Privacy Implications of Amazon Ads
Amazon Ads is classified as a high-risk advertising technology with a prevalence of 0.3% across our monitored dataset. When a website deploys Amazon Ads, it creates a data channel between the visitor's browser and amazon-adsystem.com, allowing the collection of browsing behavior, page interactions, and potentially device fingerprinting data.
What Data Does Amazon Ads Collect?
As an advertising technology, Amazon Ads collects browsing data used for ad targeting and conversion tracking. This typically includes pages visited, purchase events, form submissions, and cross-site identifiers that enable user profiling across the 704 websites where it is deployed.
Compliance Considerations
Under GDPR and ePrivacy Directive, websites deploying Amazon Ads must obtain informed consent before the technology loads, unless it falls under the “strictly necessary” exemption.

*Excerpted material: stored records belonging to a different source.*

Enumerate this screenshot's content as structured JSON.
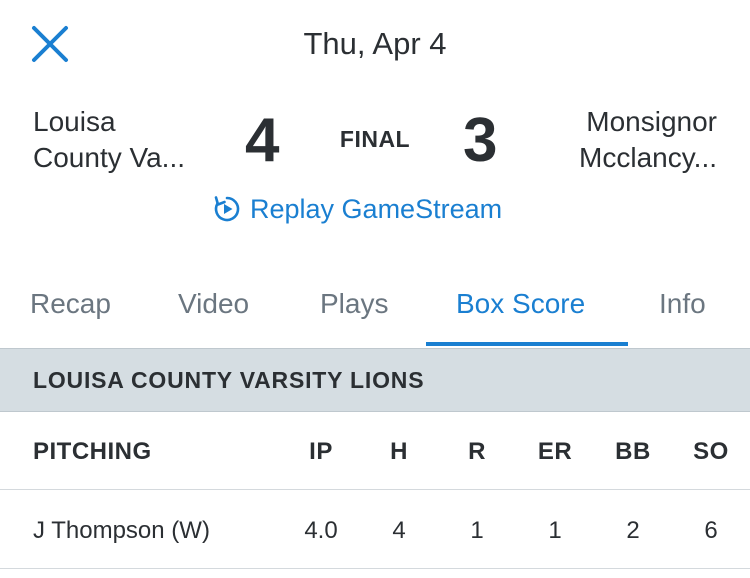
{
  "header": {
    "date": "Thu, Apr 4",
    "close_icon": "close-icon"
  },
  "game": {
    "home_team": {
      "line1": "Louisa",
      "line2": "County Va..."
    },
    "away_team": {
      "line1": "Monsignor",
      "line2": "Mcclancy..."
    },
    "home_score": "4",
    "away_score": "3",
    "status": "FINAL",
    "replay_label": "Replay GameStream",
    "replay_icon": "replay-icon"
  },
  "tabs": [
    {
      "label": "Recap",
      "active": false
    },
    {
      "label": "Video",
      "active": false
    },
    {
      "label": "Plays",
      "active": false
    },
    {
      "label": "Box Score",
      "active": true
    },
    {
      "label": "Info",
      "active": false
    }
  ],
  "box_score": {
    "team_header": "LOUISA COUNTY VARSITY LIONS",
    "columns": [
      "PITCHING",
      "IP",
      "H",
      "R",
      "ER",
      "BB",
      "SO"
    ],
    "rows": [
      [
        "J Thompson (W)",
        "4.0",
        "4",
        "1",
        "1",
        "2",
        "6"
      ]
    ]
  },
  "colors": {
    "accent": "#1a7fd1",
    "text": "#2b2f33",
    "muted": "#6b7680",
    "section_bg": "#d5dde2"
  }
}
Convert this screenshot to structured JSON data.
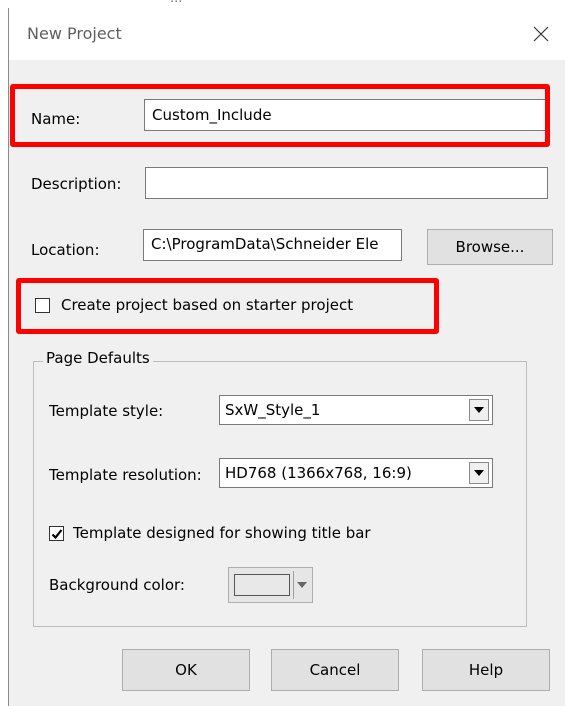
{
  "background_hint": "...",
  "dialog": {
    "title": "New Project",
    "close_symbol": "close-icon"
  },
  "form": {
    "name_label": "Name:",
    "name_value": "Custom_Include",
    "description_label": "Description:",
    "description_value": "",
    "location_label": "Location:",
    "location_value": "C:\\ProgramData\\Schneider Ele",
    "browse_label": "Browse...",
    "starter_checkbox_label": "Create project based on starter project",
    "starter_checked": false
  },
  "page_defaults": {
    "legend": "Page Defaults",
    "template_style_label": "Template style:",
    "template_style_value": "SxW_Style_1",
    "template_resolution_label": "Template resolution:",
    "template_resolution_value": "HD768 (1366x768, 16:9)",
    "title_bar_checkbox_label": "Template designed for showing title bar",
    "title_bar_checked": true,
    "background_color_label": "Background color:",
    "background_color_value": "#e8e8e8"
  },
  "buttons": {
    "ok": "OK",
    "cancel": "Cancel",
    "help": "Help"
  },
  "colors": {
    "highlight": "#ff0000",
    "dialog_bg": "#f0f0f0"
  }
}
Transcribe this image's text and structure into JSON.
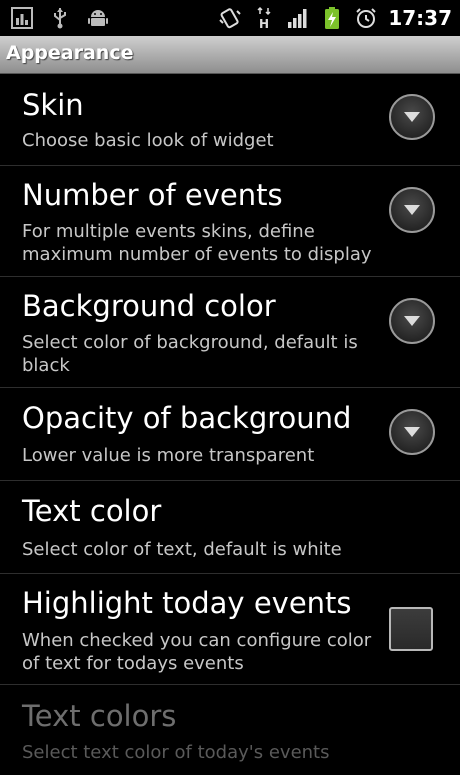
{
  "status_bar": {
    "time": "17:37",
    "icons": [
      "gallery-notification-icon",
      "usb-icon",
      "android-debug-icon",
      "vibrate-icon",
      "hspa-data-icon",
      "signal-icon",
      "battery-charging-icon",
      "alarm-icon"
    ]
  },
  "title_bar": {
    "title": "Appearance"
  },
  "preferences": [
    {
      "label": "Skin",
      "summary": "Choose basic look of widget",
      "control": "dropdown",
      "enabled": true
    },
    {
      "label": "Number of events",
      "summary": "For multiple events skins, define maximum number of events to display",
      "control": "dropdown",
      "enabled": true
    },
    {
      "label": "Background color",
      "summary": "Select color of background, default is black",
      "control": "dropdown",
      "enabled": true
    },
    {
      "label": "Opacity of background",
      "summary": "Lower value is more transparent",
      "control": "dropdown",
      "enabled": true
    },
    {
      "label": "Text color",
      "summary": "Select color of text, default is white",
      "control": "none",
      "enabled": true
    },
    {
      "label": "Highlight today events",
      "summary": "When checked you can configure color of text for todays events",
      "control": "checkbox",
      "checked": false,
      "enabled": true
    },
    {
      "label": "Text colors",
      "summary": "Select text color of today's events",
      "control": "none",
      "enabled": false
    }
  ],
  "colors": {
    "background": "#000000",
    "title_bar_top": "#cfcfcf",
    "title_bar_bottom": "#8e8e8e",
    "battery": "#7cc22b",
    "summary_text": "#c7c7c7",
    "disabled_text": "#6e6e6e"
  }
}
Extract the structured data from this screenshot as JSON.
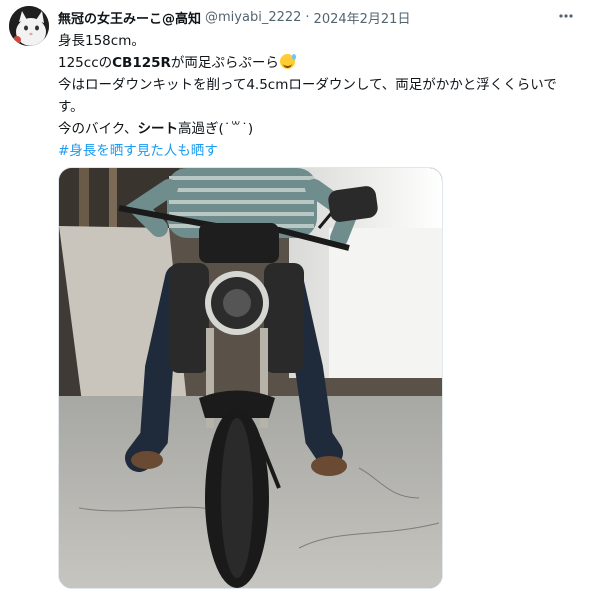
{
  "post": {
    "author": {
      "display_name": "無冠の女王みーこ@高知",
      "handle": "@miyabi_2222",
      "avatar_icon": "cat-avatar-icon"
    },
    "separator": "·",
    "date": "2024年2月21日",
    "more_icon": "more-horizontal-icon",
    "lines": {
      "l1": "身長158cm。",
      "l2_a": "125ccの",
      "l2_b": "CB125R",
      "l2_c": "が両足ぷらぷーら",
      "l3": "今はローダウンキットを削って4.5cmローダウンして、両足がかかと浮くくらいです。",
      "l4_a": "今のバイク、",
      "l4_b": "シート",
      "l4_c": "高過ぎ(˙꒳˙)"
    },
    "hashtag": "#身長を晒す見た人も晒す",
    "emoji": "sweat-smile-emoji",
    "media": {
      "description_icon": "motorcycle-photo"
    }
  },
  "colors": {
    "text": "#0f1419",
    "secondary": "#536471",
    "link": "#1d9bf0",
    "border": "#e1e8ed"
  }
}
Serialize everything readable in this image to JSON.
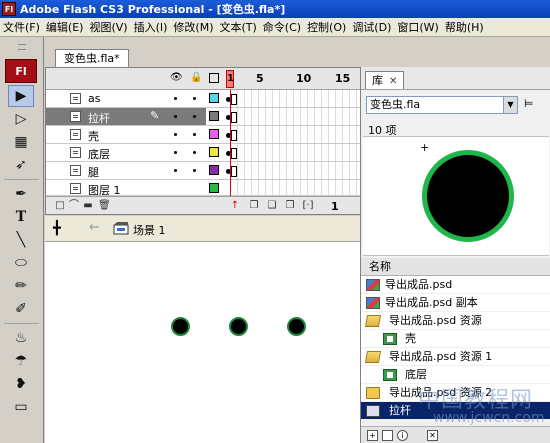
{
  "window": {
    "title": "Adobe Flash CS3 Professional - [变色虫.fla*]",
    "app_icon": "Fl"
  },
  "menu": [
    "文件(F)",
    "编辑(E)",
    "视图(V)",
    "插入(I)",
    "修改(M)",
    "文本(T)",
    "命令(C)",
    "控制(O)",
    "调试(D)",
    "窗口(W)",
    "帮助(H)"
  ],
  "toolbar": {
    "logo": "Fl"
  },
  "document_tab": "变色虫.fla*",
  "timeline": {
    "frame_numbers": [
      "1",
      "5",
      "10",
      "15"
    ],
    "layers": [
      {
        "name": "as",
        "color": "#4fd8e8"
      },
      {
        "name": "拉杆",
        "color": "#7a7a7a",
        "selected": true
      },
      {
        "name": "壳",
        "color": "#e85cf0"
      },
      {
        "name": "底层",
        "color": "#f0e640"
      },
      {
        "name": "腿",
        "color": "#8a2aa8"
      },
      {
        "name": "图层 1",
        "color": "#2ab84a"
      }
    ],
    "current_frame": "1"
  },
  "editbar": {
    "scene": "场景 1"
  },
  "library": {
    "tab": "库",
    "document": "变色虫.fla",
    "count": "10 项",
    "column_header": "名称",
    "items": [
      {
        "name": "导出成品.psd",
        "icon": "bitmap-icon",
        "indent": 0
      },
      {
        "name": "导出成品.psd 副本",
        "icon": "bitmap-icon",
        "indent": 0
      },
      {
        "name": "导出成品.psd 资源",
        "icon": "folder-open-icon",
        "indent": 0
      },
      {
        "name": "壳",
        "icon": "graphic-icon",
        "indent": 1
      },
      {
        "name": "导出成品.psd 资源 1",
        "icon": "folder-open-icon",
        "indent": 0
      },
      {
        "name": "底层",
        "icon": "graphic-icon",
        "indent": 1
      },
      {
        "name": "导出成品.psd 资源 2",
        "icon": "folder-icon",
        "indent": 0
      },
      {
        "name": "拉杆",
        "icon": "movieclip-icon",
        "indent": 0,
        "selected": true
      }
    ]
  },
  "watermark": {
    "line1": "中国教程网",
    "line2": "www.jcwcn.com"
  }
}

With a prevalence of 0.3%, Amazon Ads is one of the less common technologies in our dataset. Vendor risk teams should verify that partners using Amazon Ads have implemented proper consent management and data processing agreements.
Impact on Privacy Scores
Websites using Amazon Ads have an average privacy score of 34.5/100 and an average of 25.6 total trackers. The high-risk classification of this technology contributes significantly to score deductions. Our detailed domain reports show exactly how each tracker affects a site's overall privacy grade.